The cops couldn’t get in through the door either, so they went in through the window and burst the door out with a puncher. And Phil was sitting there, covered in cuts and bruises, trying to climb through the bathroom mirror. Didn’t he notice somebody who looked just like him coming through from the opposite direction? You’d think he’d get out of the way, wouldn’t you?

Shit like that was happening a lot. Maybe we could have handled these incidents, but the fact that he couldn’t keep time was just too much. He was really bad in the end – on
1916
we had to put him on a metronome to do ‘Goin’ to Brazil’! Then he was supposed to get together with Wurzel and Phil Campbell in London to work on the songs for
March or Die
(I was in LA at the time, furiously writing more lyrics), and it was a disaster. They played for half an hour and Phil Campbell turned around to Phil Taylor and said, ‘You don’t know these fucking things, do you?’

‘No, I don’t,’ he replied.

‘How come? We’ve been practising them at home, me and Wurzel – why don’t you know them?’

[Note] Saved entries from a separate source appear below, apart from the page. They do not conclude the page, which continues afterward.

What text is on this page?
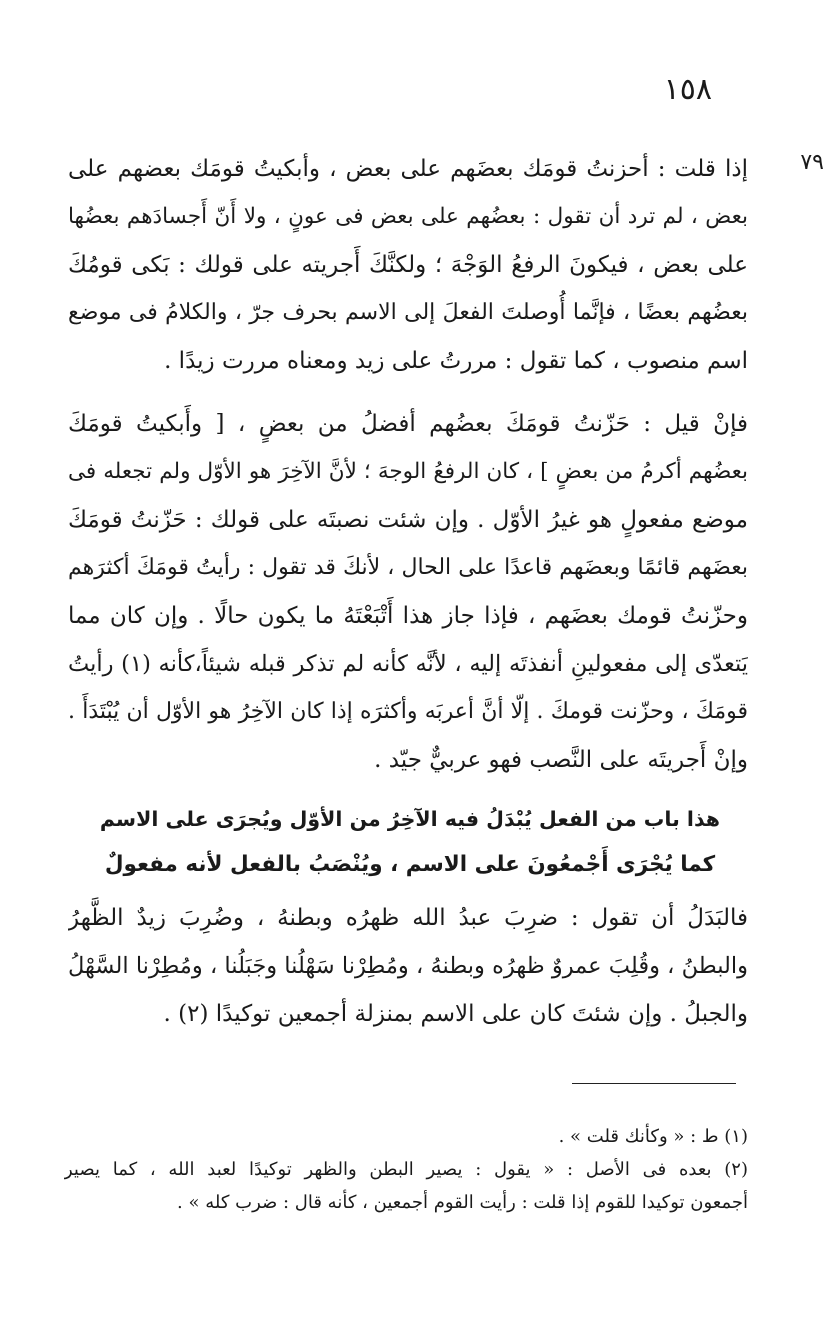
١٥٨
٧٩
إذا قلت : أحزنتُ قومَك بعضَهم على بعض ، وأبكيتُ قومَك بعضهم على
بعض ، لم ترد أن تقول : بعضُهم على بعض فى عونٍ ، ولا أَنّ أَجسادَهم بعضُها
على بعض ، فيكونَ الرفعُ الوَجْهَ ؛ ولكنَّكَ أَجريته على قولك : بَكى قومُكَ
بعضُهم بعضًا ، فإنَّما أُوصلتَ الفعلَ إلى الاسم بحرف جرّ ، والكلامُ فى موضع
اسم منصوب ، كما تقول : مررتُ على زيد ومعناه مررت زيدًا .
فإنْ قيل : حَزّنتُ قومَكَ بعضُهم أفضلُ من بعضٍ ، [ وأَبكيتُ قومَكَ
بعضُهم أكرمُ من بعضٍ ] ، كان الرفعُ الوجهَ ؛ لأنَّ الآخِرَ هو الأوّل ولم تجعله فى
موضع مفعولٍ هو غيرُ الأوّل . وإن شئت نصبتَه على قولك : حَزّنتُ قومَكَ
بعضَهم قائمًا وبعضَهم قاعدًا على الحال ، لأنكَ قد تقول : رأيتُ قومَكَ أكثرَهم
وحزّنتُ قومك بعضَهم ، فإذا جاز هذا أَتْبَعْتَهُ ما يكون حالًا . وإن كان مما
يَتعدّى إلى مفعولينِ أنفذتَه إليه ، لأنَّه كأنه لم تذكر قبله شيئاً،كأنه (١) رأيتُ
قومَكَ ، وحزّنت قومكَ . إلّا أنَّ أعربَه وأكثرَه إذا كان الآخِرُ هو الأوّل أن يُبْتَدَأَ .
وإنْ أَجريتَه على النَّصب فهو عربيٌّ جيّد .
هذا باب من الفعل يُبْدَلُ فيه الآخِرُ من الأوّل ويُجرَى على الاسم
كما يُجْرَى أَجْمعُونَ على الاسم ، ويُنْصَبُ بالفعل لأنه مفعولٌ
فالبَدَلُ أن تقول : ضرِبَ عبدُ الله ظهرُه وبطنهُ ، وضُرِبَ زيدٌ الظَّهرُ
والبطنُ ، وقُلِبَ عمروٌ ظهرُه وبطنهُ ، ومُطِرْنا سَهْلُنا وجَبَلُنا ، ومُطِرْنا السَّهْلُ
والجبلُ . وإن شئتَ كان على الاسم بمنزلة أجمعين توكيدًا (٢) .
(١) ط : « وكأنك قلت » .
(٢) بعده فى الأصل : « يقول : يصير البطن والظهر توكيدًا لعبد الله ، كما يصير
أجمعون توكيدا للقوم إذا قلت : رأيت القوم أجمعين ، كأنه قال : ضرب كله » .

‘My Walkman broke at Christmas.’

Good excuse, eh? And this was weeks and weeks after the holidays! So that was pretty bad news, and by March, when we played at a Randy Rhodes tribute concert at Irvine Meadows, it was worse. By then we knew we had to fire him; we’d started
recording the new album and it wasn’t working out at all. But while it was necessary, I’ll always feel bad about the way I fired him – I did it on the phone and it wasn’t right. I shouldn’t have done it that way but I just couldn’t face another fit. We had warned him three times in the past two years to get his act together, and Phil had been in the band long enough to know when he was fucking up. But it didn’t seem to bother him and finally he had to go. Tommy Aldrich did most of the drums on
March or Die
, except for ‘Ain’t No Nice Guy’, which Phil did, and ‘Hellraiser’, which was done by our new drummer, Mikkey Dee.